Rhubarb compote is a happy childhood memory for me. Everything about it makes me smile:
from the thrill of finding the first stalks of rhubarb in the supermarket (oh my god is that RHUBARB over there outta my way lady yes it is oh yay it is RHUBARB SEASON so it must be SPRING yes yes yes I love spring THIS IS AMAZING I need to buy rhubarb more rhubarb oh it’s so PRETTY I should really get a dress in that shade of pink perhaps asos has something oh isn’t life great in spring I need MORE RHUBARB where are the lemons I need to make rhubarb compote there they are even the LEMONS look more happy in spring move your damn shopping cart lady) to its weird, faintly off-putting smell which kinda makes me feel super smug (ha if you knew what deliciousness I can coax out of this weird smelling vegetable which you fool just walked past in the supermarket why wouldn’t you buy any you weirdo it’s the first RHUBARB OF THE SEASON so it’s SPRING oh my god – etc etc) the lovely pink and light green colours (perhaps I could paint the bedroom wall it really is a very nice uplifting colour – etc etc) to the naughtiness of heaping spoonful after spoonful of sugar on top and watching it turn pink….

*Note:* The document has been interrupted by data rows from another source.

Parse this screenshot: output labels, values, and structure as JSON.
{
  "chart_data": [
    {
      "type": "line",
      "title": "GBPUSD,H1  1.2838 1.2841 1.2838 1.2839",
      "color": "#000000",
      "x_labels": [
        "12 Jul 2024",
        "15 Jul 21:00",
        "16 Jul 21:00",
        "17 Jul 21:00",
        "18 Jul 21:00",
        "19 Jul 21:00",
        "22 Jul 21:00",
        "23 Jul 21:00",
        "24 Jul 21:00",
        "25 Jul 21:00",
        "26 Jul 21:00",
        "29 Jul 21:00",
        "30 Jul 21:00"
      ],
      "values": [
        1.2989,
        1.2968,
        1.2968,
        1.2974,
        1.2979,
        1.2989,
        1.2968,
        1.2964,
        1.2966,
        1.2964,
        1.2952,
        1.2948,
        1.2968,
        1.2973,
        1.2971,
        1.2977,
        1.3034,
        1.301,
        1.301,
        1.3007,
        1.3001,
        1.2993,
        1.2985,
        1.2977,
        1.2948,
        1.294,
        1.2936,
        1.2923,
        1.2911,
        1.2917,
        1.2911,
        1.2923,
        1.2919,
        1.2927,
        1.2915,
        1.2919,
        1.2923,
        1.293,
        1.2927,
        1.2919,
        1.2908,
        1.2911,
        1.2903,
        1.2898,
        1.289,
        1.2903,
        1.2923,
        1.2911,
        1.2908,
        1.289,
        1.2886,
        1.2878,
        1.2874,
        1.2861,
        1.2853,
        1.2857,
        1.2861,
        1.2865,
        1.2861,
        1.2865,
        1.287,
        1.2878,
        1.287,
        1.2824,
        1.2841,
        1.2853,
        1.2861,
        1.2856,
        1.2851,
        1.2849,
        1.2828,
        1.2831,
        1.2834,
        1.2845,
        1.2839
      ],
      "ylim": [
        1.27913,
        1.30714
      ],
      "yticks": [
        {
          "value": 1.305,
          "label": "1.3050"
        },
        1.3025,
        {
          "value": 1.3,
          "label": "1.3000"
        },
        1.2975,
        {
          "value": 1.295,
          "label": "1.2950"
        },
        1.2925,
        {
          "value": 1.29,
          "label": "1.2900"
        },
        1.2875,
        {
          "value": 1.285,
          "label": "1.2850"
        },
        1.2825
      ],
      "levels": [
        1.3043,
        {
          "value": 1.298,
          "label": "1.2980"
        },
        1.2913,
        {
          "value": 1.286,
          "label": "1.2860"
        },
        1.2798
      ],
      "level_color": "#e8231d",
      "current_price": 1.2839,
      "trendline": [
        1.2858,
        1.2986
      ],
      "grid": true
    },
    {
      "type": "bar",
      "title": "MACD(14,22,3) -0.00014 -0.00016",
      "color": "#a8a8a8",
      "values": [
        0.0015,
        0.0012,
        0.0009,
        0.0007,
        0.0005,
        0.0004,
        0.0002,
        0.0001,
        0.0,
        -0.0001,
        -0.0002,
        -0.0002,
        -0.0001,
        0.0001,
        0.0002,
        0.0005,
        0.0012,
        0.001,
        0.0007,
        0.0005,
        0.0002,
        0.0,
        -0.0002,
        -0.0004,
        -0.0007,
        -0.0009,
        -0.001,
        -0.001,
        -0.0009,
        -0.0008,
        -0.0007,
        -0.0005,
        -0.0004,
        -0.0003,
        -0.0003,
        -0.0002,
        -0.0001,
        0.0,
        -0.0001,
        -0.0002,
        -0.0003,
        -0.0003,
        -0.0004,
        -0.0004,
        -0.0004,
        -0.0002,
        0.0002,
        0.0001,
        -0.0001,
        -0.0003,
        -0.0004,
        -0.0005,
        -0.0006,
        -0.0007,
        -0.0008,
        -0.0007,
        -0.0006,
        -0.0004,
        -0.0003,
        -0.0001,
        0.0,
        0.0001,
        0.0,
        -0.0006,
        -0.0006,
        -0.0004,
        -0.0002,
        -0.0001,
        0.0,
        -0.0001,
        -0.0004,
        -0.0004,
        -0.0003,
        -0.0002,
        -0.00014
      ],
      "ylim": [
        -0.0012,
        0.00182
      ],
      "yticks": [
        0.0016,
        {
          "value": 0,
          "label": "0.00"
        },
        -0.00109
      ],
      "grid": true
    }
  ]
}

I lost my sweet tooth and gained some hips since I was a kid, so when I make rhubarb compote nowadays, I’ll forgo the heaps of sugar and do it like this:
4 stalks rhubarb / 1 lime / 3 lime leaves / 1 tsp whole cloves / 1 tsp stevia / pinch of coriander seeds
Cut the rhubarb stalks into 1 cm pieces and put into a wide pot, add 3 (frozen) lime leaves – the kind you’d use in a thai curry – and fill with water until the rhubarb pieces are almost covered. If using organic, untreated limes, quarter it and slice one quarter very thinly, add into the pot and don’t use all the lime juice it would yield. Otherwise, use just the juice. Add the stevia (or sweetener of your choice) and stir to dissolve. Bring to a boil, leave on for a minute and take off the heat. Let it cool down, stick in the fridge and don’t serve until it’s icy cold.